Setelah kebodohan Evans, kartu merah itu membunuh MU. SMS datang bertubi-tubi. Rasa frustasi mulai datang. Hanya sayap ayam goreng dan alkohol yang menjadi penenang. OK, permainan berlanjut. Ada pesan masuk mengatakan, pertandingan telah berakhir dan matikanlah televisi. Saya membalasnya, masih ada harapan untuk hal-hal yang kita cintai. Tapi harapan mulai menjadi tragedi. Balotelli kembali. Lalu Kun, Silva, dan Dzeko. Saya tidak bisa lagi menelan ludah. Gol cantik Fletcher hanya sebuah jeda untuk menarik napas sebelum anda tenggelam. Sepanjang babak kedua, anda hanya menahan kesabaran. Meski hari gerimis, saya bersikeras untuk pulang. Hujan air jauh lebih bisa diterima dari pada hujan cemoohan dari tetangga berisik yang dimabuk kemenangan.

Setiap kekecewaan selalu membutuhkan penjelasan.

Analis sering mengatakan, MU selalu bermasalah dengan kiper. Jika Fergi menemukan figur penjaga gawang yang tepat , MU akan berada di jalur kemenangan. Itu benar, sejauh gelandang tengah tidak punya masalah.

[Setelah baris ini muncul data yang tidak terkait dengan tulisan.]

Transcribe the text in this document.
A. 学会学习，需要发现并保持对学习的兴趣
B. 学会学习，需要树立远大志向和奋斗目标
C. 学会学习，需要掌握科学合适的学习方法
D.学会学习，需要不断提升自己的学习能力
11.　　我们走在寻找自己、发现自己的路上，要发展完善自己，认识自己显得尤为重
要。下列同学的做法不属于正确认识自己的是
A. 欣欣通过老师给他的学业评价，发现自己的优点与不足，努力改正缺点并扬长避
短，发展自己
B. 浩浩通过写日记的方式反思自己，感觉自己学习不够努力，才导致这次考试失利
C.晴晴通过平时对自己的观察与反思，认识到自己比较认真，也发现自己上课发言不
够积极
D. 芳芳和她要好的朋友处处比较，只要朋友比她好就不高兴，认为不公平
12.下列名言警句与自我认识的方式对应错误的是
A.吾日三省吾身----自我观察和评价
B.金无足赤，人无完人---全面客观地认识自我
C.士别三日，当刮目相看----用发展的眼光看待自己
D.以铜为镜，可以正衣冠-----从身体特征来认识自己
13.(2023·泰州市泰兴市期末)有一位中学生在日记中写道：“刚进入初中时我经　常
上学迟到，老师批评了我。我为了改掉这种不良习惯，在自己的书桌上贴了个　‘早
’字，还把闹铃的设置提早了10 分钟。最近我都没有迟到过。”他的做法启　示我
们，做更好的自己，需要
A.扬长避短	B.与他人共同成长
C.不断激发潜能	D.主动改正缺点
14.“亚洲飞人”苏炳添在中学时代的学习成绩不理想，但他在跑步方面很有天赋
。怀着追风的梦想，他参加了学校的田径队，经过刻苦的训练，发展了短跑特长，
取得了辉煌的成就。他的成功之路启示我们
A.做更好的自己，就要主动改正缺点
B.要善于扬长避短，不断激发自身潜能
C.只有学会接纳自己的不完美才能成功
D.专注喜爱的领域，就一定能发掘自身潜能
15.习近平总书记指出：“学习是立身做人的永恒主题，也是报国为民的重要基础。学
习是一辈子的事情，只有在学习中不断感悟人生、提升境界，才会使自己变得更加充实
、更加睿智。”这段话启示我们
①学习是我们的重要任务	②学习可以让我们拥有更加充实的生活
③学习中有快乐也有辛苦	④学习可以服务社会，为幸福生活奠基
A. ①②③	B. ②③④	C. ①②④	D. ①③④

Jika kita melihat kekalahan dari Barca atau City, jelas, masalah MU bukan kiper.

Kehilangan terbesar dari permainan MU adalah gelandang berkarakter kuat. Gelandang ini sangat vital dalam skema 4-4-2 yang mengandalkan permainan melebar dan serangan sayap. Terbentuk sejak era Busby, MU selalu memiliki gelandang jangkar petarung yang hebat. Pemain ini tidak begitu produktif atau brilian. Tapi ia seorang ball winner, memiliki kekuatan berlari dari kotak penalti-ke kotak penalti untuk memulai serangan dan menangkal serangan balik. Gelandang ini beroperasi ditengah untuk membuat pemain sayap berkonsentrasi menuju sudut lapangan dan mengirim umpan.

MU bukanlah tim yang mewarisi cara bermain dengan penguasaan bola atau kekuatan mengatur irama. Setan merah bukan tim yang menjadi rumah bagi Fantasista. Gazza sudah menandatangani pra-kontrak, meskipun batal. Ronaldinho, sebelum mendarat di Nou Camp, nyaris mampir. Raul pernah ditaksir. Begitu juga Kaka. Namun Fergie jauh lebih paham, permainan MU lebih banyak mengandalkan karakter dan determinasi. Bukan seni dan menghibur diri. Jika Cantona dianggap playmaker, dia bukan jenis seniman mudah murung hati dan lemah gemulai.

Fergie tidak pernah menyesal gagal bekerja dengan para seniman besar sepakbola. Masa kejayaan MU dipenuhi gelandang keringat, lutut luka dan determinasi. Denis Law, Duncan Edward, Boby Charlton, Bryan Robson, Paul Ince, atau Keane. Tentu anda bisa bertanya, diparuh akhir 2000-an, setelah tanpa Keane, mengapa MU bisa meraih gelar liga berturut tiga kali dan Champions? Itu karena tertolong ‘faktor Ronaldo’ dan pengorbanan Rooney. Di masa-masa itu, sisa-sia tenaga dan imajinasi Scholesy bisa ditransformasikan menjadi gelandang bertahan. Keterampilan melindungi bola dan lari kijangnya Giggsy dirubah jadi pengatur serangan. Ia bermain jauh lebih ke dalam agar Wazza bisa memainkan banyak peranan.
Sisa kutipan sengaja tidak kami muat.